Circuit of Wales
- Location: Ebbw Vale, Blaenau Gwent, Wales
- Coordinates: 51°48′17″N 3°14′35″W﻿ / ﻿51.80473°N 3.24319°W
- Major events: British motorcycle Grand Prix (proposed)

Full Course
- Surface: Asphalt
- Length: 3.50 mi (5.63 km)
- Turns: 21

= Circuit of Wales =

Proposed race track in Blaenau Gwent, Wales

Circuit of Wales (Cylchffordd Cymru) was a proposed motor racing circuit and technology park development proposal in Blaenau Gwent on the outskirts of Ebbw Vale, Wales, adjacent to the Neath to Abergavenny Trunk Road (A465). The intention was that it would be funded by private investors and backed by the Welsh Government. In April 2016, BBC News reported that The Heads of the Valleys Development Company, would continue to negotiate with both the financial backers, Aviva, and the Welsh Government.
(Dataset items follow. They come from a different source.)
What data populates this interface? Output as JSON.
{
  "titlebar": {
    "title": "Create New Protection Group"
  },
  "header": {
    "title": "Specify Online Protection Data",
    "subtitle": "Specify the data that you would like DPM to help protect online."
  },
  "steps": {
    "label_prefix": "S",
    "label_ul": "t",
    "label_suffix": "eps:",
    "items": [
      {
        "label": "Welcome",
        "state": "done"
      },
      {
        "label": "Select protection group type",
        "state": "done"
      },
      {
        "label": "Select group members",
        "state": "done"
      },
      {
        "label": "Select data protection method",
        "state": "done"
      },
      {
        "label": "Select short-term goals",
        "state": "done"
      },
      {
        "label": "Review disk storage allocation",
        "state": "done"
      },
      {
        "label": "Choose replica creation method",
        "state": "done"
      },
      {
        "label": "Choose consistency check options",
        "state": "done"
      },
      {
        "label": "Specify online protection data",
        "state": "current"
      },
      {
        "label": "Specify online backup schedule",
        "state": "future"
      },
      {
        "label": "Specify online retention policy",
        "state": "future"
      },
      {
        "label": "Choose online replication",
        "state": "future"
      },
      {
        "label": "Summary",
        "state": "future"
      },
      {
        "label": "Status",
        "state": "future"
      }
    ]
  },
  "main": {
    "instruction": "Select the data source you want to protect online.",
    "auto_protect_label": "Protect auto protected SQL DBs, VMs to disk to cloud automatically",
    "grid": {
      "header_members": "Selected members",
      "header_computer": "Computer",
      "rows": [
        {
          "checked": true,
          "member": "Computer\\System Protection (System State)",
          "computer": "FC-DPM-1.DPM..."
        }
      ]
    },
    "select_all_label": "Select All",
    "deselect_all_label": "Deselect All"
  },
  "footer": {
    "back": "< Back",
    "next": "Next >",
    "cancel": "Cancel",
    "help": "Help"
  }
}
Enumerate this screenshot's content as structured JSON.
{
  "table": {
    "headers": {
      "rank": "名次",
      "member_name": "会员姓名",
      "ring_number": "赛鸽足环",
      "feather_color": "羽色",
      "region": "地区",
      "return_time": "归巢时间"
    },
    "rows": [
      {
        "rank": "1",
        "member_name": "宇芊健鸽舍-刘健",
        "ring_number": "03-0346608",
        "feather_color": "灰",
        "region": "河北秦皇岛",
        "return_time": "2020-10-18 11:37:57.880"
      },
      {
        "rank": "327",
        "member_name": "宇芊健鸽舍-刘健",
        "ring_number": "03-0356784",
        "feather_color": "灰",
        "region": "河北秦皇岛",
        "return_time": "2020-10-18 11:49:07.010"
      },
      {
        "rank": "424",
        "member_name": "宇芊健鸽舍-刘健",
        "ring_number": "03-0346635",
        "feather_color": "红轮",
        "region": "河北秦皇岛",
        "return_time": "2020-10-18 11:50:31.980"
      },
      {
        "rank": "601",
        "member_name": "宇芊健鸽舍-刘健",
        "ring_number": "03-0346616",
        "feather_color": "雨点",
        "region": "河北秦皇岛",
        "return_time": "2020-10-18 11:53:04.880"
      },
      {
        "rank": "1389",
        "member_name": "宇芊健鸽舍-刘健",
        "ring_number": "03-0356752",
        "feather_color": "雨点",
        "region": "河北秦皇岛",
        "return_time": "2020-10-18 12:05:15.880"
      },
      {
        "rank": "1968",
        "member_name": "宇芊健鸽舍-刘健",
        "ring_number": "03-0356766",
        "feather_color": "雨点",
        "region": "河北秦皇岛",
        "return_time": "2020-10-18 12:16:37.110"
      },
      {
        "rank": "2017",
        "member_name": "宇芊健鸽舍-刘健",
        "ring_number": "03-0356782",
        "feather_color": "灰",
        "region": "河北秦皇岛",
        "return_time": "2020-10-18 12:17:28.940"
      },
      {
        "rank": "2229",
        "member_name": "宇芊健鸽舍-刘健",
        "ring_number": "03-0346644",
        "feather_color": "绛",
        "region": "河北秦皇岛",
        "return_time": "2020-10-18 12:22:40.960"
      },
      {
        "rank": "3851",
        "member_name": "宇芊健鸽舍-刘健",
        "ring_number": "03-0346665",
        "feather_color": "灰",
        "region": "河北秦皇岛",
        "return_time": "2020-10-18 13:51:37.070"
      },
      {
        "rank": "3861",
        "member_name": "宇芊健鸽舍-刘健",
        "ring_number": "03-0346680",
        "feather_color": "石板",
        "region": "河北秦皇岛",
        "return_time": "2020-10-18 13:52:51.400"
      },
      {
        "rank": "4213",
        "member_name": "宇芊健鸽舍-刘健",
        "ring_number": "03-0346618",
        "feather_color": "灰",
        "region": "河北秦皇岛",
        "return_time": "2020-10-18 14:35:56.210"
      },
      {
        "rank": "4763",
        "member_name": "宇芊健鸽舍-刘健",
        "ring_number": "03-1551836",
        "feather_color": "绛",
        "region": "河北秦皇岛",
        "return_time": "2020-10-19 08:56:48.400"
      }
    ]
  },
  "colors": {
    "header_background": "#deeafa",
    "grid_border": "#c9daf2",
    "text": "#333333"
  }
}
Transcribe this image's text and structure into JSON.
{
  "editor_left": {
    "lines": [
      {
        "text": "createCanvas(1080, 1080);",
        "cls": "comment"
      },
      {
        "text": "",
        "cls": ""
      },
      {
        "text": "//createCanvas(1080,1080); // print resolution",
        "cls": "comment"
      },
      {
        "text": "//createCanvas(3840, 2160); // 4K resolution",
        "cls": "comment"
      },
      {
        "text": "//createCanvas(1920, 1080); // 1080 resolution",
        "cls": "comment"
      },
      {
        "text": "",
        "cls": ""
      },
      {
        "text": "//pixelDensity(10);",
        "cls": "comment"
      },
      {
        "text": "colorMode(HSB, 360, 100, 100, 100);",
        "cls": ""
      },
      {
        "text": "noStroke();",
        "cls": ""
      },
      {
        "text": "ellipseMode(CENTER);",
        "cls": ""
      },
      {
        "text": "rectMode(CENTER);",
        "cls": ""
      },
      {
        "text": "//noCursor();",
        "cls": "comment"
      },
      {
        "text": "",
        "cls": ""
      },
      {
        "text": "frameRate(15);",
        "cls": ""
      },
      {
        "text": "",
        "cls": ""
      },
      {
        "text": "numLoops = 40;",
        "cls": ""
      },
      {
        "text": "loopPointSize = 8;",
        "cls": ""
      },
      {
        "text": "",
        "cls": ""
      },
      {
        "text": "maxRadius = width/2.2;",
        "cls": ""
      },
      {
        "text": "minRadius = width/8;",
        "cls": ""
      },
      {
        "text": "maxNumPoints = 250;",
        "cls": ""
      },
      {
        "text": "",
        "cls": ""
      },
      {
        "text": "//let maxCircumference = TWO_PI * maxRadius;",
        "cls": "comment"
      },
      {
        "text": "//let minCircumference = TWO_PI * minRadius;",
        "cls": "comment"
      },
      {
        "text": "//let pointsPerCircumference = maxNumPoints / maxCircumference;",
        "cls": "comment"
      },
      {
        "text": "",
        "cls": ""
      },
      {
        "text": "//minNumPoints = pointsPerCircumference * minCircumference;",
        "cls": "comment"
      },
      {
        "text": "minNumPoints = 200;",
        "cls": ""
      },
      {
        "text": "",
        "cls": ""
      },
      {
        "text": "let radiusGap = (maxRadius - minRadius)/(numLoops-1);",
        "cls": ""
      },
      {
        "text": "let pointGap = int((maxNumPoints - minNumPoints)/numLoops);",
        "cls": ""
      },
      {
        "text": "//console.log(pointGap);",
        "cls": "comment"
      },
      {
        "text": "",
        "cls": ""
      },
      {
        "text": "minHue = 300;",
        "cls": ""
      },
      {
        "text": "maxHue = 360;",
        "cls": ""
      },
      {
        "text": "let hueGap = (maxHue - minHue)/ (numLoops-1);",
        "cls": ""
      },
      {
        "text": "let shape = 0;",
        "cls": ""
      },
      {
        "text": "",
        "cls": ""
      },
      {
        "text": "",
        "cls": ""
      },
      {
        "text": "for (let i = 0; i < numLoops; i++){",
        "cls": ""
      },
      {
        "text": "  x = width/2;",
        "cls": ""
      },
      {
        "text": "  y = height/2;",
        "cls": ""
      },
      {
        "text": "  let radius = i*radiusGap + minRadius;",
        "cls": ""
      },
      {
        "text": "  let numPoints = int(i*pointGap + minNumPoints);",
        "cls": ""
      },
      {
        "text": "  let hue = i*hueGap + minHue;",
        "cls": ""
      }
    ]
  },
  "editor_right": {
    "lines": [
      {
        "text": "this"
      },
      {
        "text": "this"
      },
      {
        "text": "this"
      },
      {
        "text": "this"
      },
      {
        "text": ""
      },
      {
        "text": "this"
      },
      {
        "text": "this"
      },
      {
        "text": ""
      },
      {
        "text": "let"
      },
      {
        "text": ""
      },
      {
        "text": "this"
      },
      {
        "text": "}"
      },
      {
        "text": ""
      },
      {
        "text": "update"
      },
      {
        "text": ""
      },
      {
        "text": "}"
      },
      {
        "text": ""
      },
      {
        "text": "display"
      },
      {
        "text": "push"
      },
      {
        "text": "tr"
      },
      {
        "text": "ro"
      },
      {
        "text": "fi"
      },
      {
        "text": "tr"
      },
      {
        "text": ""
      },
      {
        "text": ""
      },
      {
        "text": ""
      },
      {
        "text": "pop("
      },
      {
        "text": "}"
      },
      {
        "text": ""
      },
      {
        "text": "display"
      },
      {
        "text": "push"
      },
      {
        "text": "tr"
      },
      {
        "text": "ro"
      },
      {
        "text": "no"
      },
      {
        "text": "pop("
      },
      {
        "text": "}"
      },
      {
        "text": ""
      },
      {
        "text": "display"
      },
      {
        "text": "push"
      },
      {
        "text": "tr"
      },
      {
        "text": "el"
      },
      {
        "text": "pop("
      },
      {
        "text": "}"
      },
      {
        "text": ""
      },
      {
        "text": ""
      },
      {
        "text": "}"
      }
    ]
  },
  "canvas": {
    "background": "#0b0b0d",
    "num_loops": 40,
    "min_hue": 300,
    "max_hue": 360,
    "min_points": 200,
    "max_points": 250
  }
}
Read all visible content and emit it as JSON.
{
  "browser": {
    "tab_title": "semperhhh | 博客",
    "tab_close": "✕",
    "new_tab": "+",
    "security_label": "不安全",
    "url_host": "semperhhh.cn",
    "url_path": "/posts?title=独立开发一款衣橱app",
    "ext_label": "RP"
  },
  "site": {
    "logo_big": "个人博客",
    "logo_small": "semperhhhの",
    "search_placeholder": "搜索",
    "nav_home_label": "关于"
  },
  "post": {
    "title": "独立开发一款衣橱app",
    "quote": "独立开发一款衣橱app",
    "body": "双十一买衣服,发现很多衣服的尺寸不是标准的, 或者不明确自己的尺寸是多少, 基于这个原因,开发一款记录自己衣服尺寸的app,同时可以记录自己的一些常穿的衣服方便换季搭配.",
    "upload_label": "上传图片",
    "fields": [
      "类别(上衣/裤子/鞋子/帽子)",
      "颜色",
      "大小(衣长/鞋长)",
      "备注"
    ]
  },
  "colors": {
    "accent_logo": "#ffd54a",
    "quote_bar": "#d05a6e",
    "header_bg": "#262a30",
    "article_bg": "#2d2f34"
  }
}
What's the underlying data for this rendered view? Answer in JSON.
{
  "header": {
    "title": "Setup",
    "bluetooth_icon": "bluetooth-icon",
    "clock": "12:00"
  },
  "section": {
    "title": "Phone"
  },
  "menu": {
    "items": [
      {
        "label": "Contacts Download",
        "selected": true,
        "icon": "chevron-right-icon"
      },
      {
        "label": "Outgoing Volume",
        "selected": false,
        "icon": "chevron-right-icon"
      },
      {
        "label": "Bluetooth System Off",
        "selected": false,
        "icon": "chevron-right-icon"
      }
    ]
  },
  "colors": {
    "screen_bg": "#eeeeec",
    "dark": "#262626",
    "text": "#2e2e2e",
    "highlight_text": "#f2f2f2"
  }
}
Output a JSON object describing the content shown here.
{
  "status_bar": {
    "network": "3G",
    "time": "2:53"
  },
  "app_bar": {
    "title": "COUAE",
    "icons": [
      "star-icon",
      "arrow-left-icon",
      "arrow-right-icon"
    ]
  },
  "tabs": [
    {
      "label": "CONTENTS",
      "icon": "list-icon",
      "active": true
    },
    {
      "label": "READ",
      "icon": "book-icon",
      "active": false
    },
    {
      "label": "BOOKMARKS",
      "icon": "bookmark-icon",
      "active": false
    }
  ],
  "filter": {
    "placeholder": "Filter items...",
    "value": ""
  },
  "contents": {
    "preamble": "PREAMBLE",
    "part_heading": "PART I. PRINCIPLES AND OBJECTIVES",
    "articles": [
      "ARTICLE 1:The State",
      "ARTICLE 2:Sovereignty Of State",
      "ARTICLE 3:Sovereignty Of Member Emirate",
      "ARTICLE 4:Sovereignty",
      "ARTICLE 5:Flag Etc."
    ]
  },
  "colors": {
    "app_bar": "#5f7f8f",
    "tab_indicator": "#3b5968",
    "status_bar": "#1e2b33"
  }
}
The circuit was designed to FIA and FIM standards with the aim of hosting events such as the MotoGP, Superbike World Championship, Motocross World Championship, British GT Championship, British Touring Car Championship and the World Touring Car Championship.

Ken Skates, AM and Economy Secretary, issued a statement on 29 March 2017 that detailed reports had been requested and the decision concerning £425M public funding would be available by mid-May. In June 2017, a proposed taxpayer-funded guarantee of £210million was rejected by the Welsh Government on the grounds that the financial risk was too great. The original planned opening had been 2016. In September 2018, an application to renew the expired planning consent was submitted to Blaenau Gwent County Borough Council.

In 2024 the council proposed repurposing the land for industrial or agricultural use.

==Proposal history==
The project was unveiled towards the end of 2011. After submitting plans to Blaenau Gwent County Borough Council, the circuit received unanimous approval of its outline planning and was given the go ahead to begin development in early July 2013, amidst opposition from groups including Gwent Wildlife Trust, Brecon Beacons National Park, Natural Resources Wales and the Association of Motor Racing Circuit Owners. However, by the end of July, the Welsh Government put the plans on hold whilst it reviewed the planning application. The Welsh Government indicated in August 2013 that the local council would take decisions concerning the project. In 2014, the developers asked the Welsh and UK governments to commit up to £50m towards the scheme. While the developers believe that 6,000 jobs could be created, there are wider objections on environmental grounds.

In July 2014, Alun Davies, Blaenau Gwent AM was found to have broken the Ministerial Code through lobbying Natural Resources Wales in favour of the racetrack. He was sacked the following week.

In November 2014, controversy surfaced after allegations that the Welsh Government had interfered with due process on planning, particularly through gaining privileged information from the Planning Inspectorate. On 17 November 2015, it was reported that the Welsh government had given final approval to deregister the common land on which the circuit is to be built. Congestion at peak times on the Neath to Abergavenny Trunk Road would need to be resolved.

In April 2016, departing Welsh Economy Minister Edwina Hart confirmed that the Welsh Government could not provide the required 100% guarantee to back construction of the circuit. Insurance company Aviva had stated that it could not guarantee even 20% of the £357M package, and hence the Welsh Government had been forced to state its position. Hart said there was a "significant question around the viability of the project" and hence was an "unacceptable risk" to the government underwriting the entire project, and therefore she had "reluctantly come to the conclusion" not to proceed with the guarantee after legal advice. Michael Carrick, CEO of Heads of The Valleys Development Company, said negotiations with the Welsh Government and Aviva would continue.

In June 2017 a proposed taxpayer-funded guarantee of £210 million was rejected by the Welsh Government on the grounds that the financial risk was too great. Instead, ministers announced that £100million would be spent on an automotive business park. Michael Carrick responded by saying that they were keen to continue with the project, understand the reasons it was not supported, and address them. An application to renew the expired planning consent was submitted to Blaenau Gwent County Borough Council in September 2018.

In 2024, discussions were underway to include the area of the former proposed circuit in the Local Development Plan of Blaenau Gwent Council for industrial or agricultural use.